Why This Matters for Security Teams
PSD3 makes IAM a control requirement for payment safety, not just a back-office identity function. Banks need to prove that authentication, delegated access, recovery, and transaction approval all feed the same decision path when the payment is high risk. That is where IAM and fraud controls converge. Current guidance suggests mapping identity assurance to payment context, then preserving evidence for audit and dispute handling.
This is especially important because payment journeys involve customers, staff, service accounts, and third parties, each with different trust expectations. If those identities are governed separately, banks can end up with strong login controls but weak entitlement controls, or vice versa. The result is inconsistent assurance at the exact point where PSD3 expects stronger verification and operational resilience. The NIST Cybersecurity Framework 2.0 is useful here because it reinforces governance, access control, and monitoring as connected outcomes rather than isolated tasks.
NHIMG research shows how often identity maturity lags: The 2024 Non-Human Identity Security Report found that 88.5% of organisations say their non-human IAM practices lag behind or merely match human IAM efforts, which is a warning sign for banks that depend on machine-to-machine payment processes.
In practice, many security teams discover payment-control gaps only after a recovery path, delegated entitlement, or service credential has already been abused.
How It Works in Practice
Banks should align IAM to PSD3 by treating every payment-relevant identity as part of one policy chain.
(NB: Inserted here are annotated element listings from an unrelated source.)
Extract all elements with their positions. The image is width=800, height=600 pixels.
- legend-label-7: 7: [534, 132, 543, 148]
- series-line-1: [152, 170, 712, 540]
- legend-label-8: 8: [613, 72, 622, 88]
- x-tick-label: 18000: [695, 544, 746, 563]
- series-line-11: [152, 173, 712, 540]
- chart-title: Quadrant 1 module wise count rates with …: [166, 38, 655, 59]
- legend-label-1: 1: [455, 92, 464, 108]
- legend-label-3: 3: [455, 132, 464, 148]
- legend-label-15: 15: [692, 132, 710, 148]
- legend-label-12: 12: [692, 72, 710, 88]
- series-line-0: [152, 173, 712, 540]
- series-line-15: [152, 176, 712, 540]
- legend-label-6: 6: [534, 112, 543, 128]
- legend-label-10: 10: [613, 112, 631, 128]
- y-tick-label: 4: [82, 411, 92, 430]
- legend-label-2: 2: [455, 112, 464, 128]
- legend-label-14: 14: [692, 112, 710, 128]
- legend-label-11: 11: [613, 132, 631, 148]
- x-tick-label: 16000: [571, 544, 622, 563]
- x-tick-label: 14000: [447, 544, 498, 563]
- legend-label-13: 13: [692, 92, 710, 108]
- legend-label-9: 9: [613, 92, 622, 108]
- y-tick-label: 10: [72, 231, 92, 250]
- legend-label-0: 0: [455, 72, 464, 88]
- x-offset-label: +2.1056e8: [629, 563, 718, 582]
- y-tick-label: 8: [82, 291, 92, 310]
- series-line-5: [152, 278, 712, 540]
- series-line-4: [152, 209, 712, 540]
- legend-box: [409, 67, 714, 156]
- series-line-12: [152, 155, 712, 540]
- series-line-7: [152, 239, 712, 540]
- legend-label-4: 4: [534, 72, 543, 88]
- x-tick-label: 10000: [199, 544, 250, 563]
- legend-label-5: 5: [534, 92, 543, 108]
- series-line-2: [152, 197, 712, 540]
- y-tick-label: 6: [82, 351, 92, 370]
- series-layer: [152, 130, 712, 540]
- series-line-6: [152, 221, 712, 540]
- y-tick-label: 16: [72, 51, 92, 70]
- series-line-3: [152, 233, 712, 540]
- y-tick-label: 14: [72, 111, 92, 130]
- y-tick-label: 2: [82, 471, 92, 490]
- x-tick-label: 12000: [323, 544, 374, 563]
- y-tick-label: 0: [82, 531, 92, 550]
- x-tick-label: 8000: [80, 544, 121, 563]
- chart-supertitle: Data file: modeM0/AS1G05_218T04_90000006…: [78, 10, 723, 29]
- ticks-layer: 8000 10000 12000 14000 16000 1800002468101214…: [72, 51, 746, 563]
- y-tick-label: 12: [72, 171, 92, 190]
That means the same control plane should evaluate customer authentication, staff privilege, delegated authority, recovery steps, and machine identities that initiate or enrich payments. The operational goal is simple: a payment action should only proceed when identity assurance, fraud context, and entitlement scope all agree.
A practical design usually includes four elements:
- Step-up authentication for risky actions such as new payees, limit changes, and recovery requests.
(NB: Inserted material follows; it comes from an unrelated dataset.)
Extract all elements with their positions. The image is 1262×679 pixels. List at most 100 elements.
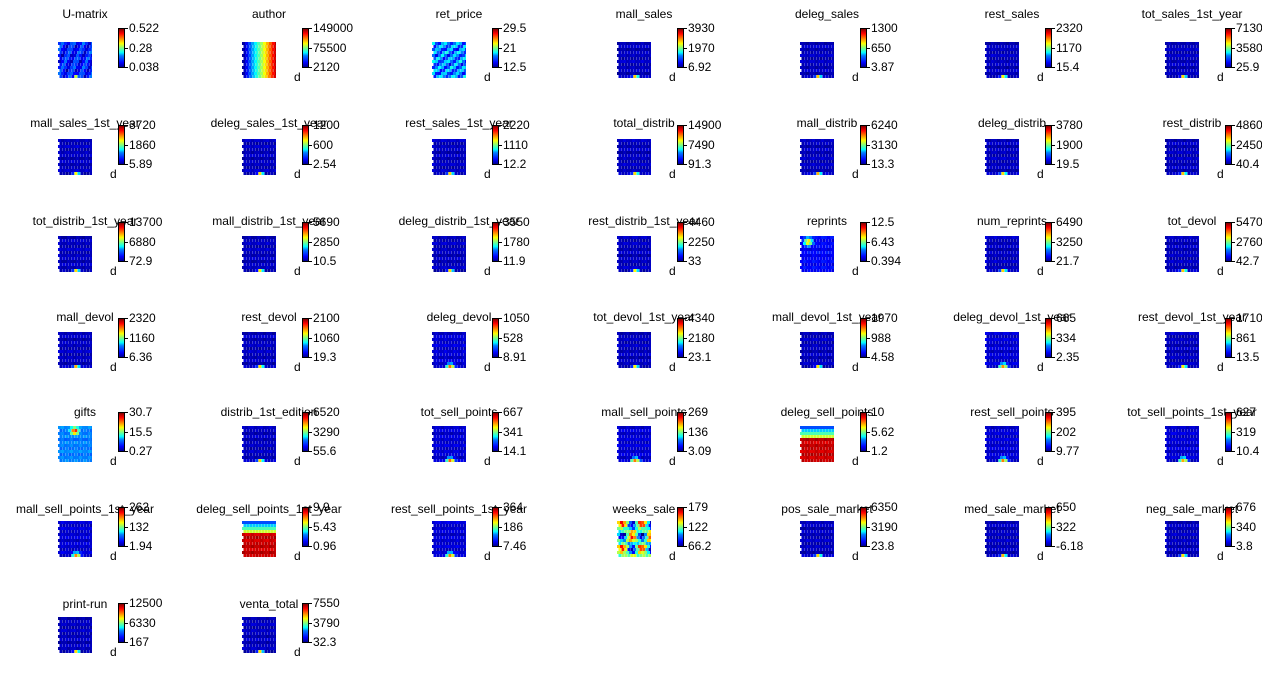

- Just-in-time entitlements for staff and service accounts so elevated access exists only for the payment task.
- Transaction-level policy checks that compare device, session, beneficiary, amount, and historical behavior before approval.
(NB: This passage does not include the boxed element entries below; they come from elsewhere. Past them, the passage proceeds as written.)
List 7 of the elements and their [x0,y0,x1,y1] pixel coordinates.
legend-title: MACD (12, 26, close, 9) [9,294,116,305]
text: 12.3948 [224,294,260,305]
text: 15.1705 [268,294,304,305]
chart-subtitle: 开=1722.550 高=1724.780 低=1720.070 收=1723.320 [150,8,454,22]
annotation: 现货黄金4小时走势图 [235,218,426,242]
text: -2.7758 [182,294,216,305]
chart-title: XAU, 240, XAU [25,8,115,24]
- Evidence capture that links the identity decision to the payment event for audit, incident review, and customer dispute handling.
For non-human and automated payment workflows, best practice is evolving toward workload identity and short-lived secrets rather than shared static credentials. That aligns with the control logic described in Ultimate Guide to NHIs — Lifecycle Processes for Managing NHIs, which emphasizes lifecycle discipline rather than one-time issuance. Banks can pair that with real-time policy evaluation from NIST Cybersecurity Framework 2.0 to keep access decisions tied to current risk.
This approach works best when IAM, fraud, and payments engineering share a common entitlement model and event feed. It breaks down when recovery workflows, branch operations, card processing, and open banking APIs all use different approval logic because the bank cannot prove a consistent decision record.
Common Variations and Edge Cases
Tighter payment identity controls often increase friction, so banks must balance PSD3 assurance against customer abandonment and operational delay. That tradeoff matters most during account recovery, delegated access, and low-value transactions where overcontrol can create unnecessary cost.
There is no universal standard for every bank topology yet, but current guidance suggests three common variations. First, high-risk consumer payments usually need step-up authentication plus behavioral checks. Second, corporate treasury flows often need delegated entitlements, approval chains, and separate maker-checker controls. Third, automated payment support functions need short-lived machine credentials and scoped API access rather than long-lived secrets. The NHIMG article Top 10 NHI Issues is helpful for understanding why shared secrets and weak lifecycle management keep showing up as recurring control failures.
Banks also need to watch edge cases where identity assurance is technically strong but operationally weak, such as call-center recovery, outsourced operations, and privileged back-office roles. Those pathways can bypass the same policy engine used for front-end payment approval unless they are explicitly included. In practice, PSD3 alignment fails most often where fraud monitoring, IAM, and payment operations still run as separate programs.
Standards & Framework Alignment
This section maps relevant standards and security frameworks to the operational risks and controls described in this guidance.
NIST CSF 2.0, NIST CSF 2.0 and NIST AI RMF set the governance and control requirements practitioners need to meet.
| Framework | Control / Reference | Relevance |
|---|---|---|
| NIST CSF 2.0 | PR.AC-4 | Payment access decisions should be tied to least privilege and authorization. |
| NIST CSF 2.0 | DE.CM-1 | PSD3-aligned IAM needs monitoring of payment-related identity events. |
| NIST AI RMF | PSD3 banking workflows need governed, risk-aware identity decisions across automated systems. |
Use AI RMF governance to document accountability, risk review, and decision traceability for payment identity controls.